The large arsenal of possible weapons aren’t your only tools for spilling hot yokai blood. Your custom character is half-yokai themselves. Not only does this mean you can spend meter to enter a powered up state of demon-slapping fury, but that you can harvest the powers of defeated demons (like a Kurosawa-directed Mega Man). Having access to these super moves is a surprisingly fresh twist on the genre, giving you the option to literally press a ‘whack it with a giant hammer’ button if you just want to dish out some easy damage and take a breather.
(Image credit: Koei Tecmo)
It’s a world as lonely as you want to make it, too. Up to two friends can be summoned in to fight by your side (making the game much easier). Ghost data, previously the reserve of duels with player spirits where they’d been killed, can also be used to summon friendly AI-controlled assistance.
In my experience performance was great, easily handling a smooth 60fps, and even supporting 120fps (which has a tougher time when particle effects are buzzing away). At time of writing, there were issues with the keyboard overlay not displaying, but I have to recommend a controller for this one anyway. Thanks to the quickfire stance shifting and pulse timing, playing this on keyboard is the domain of those who love to touch type business emails directly into cryptographic ciphers. There’s some noticeable pop-in on some far off enemies, and some environment textures look a little dated, but the character designs and effects are on point, and its in-depth photo mode is one of the best around.

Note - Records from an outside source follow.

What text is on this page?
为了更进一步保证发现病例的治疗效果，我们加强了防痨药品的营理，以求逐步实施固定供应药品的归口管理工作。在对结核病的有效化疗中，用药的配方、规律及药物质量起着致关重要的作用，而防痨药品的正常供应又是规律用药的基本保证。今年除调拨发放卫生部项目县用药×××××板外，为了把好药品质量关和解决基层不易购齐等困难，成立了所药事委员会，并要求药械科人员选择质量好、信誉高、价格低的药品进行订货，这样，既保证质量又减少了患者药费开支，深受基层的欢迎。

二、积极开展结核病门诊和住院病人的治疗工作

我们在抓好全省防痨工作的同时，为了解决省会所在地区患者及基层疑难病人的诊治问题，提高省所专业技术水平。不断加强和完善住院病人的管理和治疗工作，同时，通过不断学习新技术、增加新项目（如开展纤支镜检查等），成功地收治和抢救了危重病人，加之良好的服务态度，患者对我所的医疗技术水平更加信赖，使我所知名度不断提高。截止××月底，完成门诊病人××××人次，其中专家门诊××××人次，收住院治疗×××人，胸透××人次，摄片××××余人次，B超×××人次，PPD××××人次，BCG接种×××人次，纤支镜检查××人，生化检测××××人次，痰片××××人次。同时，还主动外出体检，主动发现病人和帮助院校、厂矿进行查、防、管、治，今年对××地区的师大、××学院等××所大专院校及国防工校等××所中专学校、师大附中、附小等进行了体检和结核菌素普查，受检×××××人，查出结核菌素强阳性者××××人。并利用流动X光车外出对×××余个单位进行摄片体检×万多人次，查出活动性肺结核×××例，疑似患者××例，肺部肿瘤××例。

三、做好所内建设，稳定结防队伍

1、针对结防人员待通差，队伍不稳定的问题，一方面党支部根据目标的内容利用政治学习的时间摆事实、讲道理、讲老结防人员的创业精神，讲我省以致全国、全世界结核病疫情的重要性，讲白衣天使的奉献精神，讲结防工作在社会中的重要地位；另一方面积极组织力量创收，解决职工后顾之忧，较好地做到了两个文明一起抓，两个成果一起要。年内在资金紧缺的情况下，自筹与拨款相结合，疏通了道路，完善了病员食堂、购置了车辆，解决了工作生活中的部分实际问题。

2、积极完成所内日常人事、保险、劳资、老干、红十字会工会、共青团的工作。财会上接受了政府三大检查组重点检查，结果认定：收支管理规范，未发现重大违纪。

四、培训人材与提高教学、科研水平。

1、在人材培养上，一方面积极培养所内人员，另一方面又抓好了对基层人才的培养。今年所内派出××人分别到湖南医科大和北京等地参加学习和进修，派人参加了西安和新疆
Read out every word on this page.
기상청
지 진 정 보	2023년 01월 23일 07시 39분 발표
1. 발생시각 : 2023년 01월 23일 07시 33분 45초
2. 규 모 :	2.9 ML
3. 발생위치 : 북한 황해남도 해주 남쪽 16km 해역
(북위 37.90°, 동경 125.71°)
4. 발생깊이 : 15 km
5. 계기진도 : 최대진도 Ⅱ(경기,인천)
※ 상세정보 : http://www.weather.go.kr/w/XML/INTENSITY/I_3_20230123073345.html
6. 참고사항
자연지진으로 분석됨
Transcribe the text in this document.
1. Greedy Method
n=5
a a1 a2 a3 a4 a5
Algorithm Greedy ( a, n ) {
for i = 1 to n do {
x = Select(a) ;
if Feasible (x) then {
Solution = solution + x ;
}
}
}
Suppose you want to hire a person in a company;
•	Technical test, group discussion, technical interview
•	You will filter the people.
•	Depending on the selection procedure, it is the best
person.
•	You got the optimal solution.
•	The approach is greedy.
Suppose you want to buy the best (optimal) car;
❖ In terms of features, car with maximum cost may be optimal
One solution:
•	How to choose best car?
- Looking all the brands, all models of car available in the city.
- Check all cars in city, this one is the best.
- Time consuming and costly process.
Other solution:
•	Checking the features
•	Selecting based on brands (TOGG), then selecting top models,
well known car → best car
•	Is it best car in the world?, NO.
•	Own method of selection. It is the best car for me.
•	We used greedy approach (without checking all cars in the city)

Nioh 2 runs and plays beautifully. Ever since Dark Souls set the world alight, FromSoftware have had plenty of imitators come for the crown. Often, even the better ones come with the caveat of not being as good. Nioh 2, though, evolves what was already unique about Nioh into something that Team Ninja can very much call their own. It might be operating in the same genre space, but Nioh 2 has its own flavour, and it’s like nothing else out there.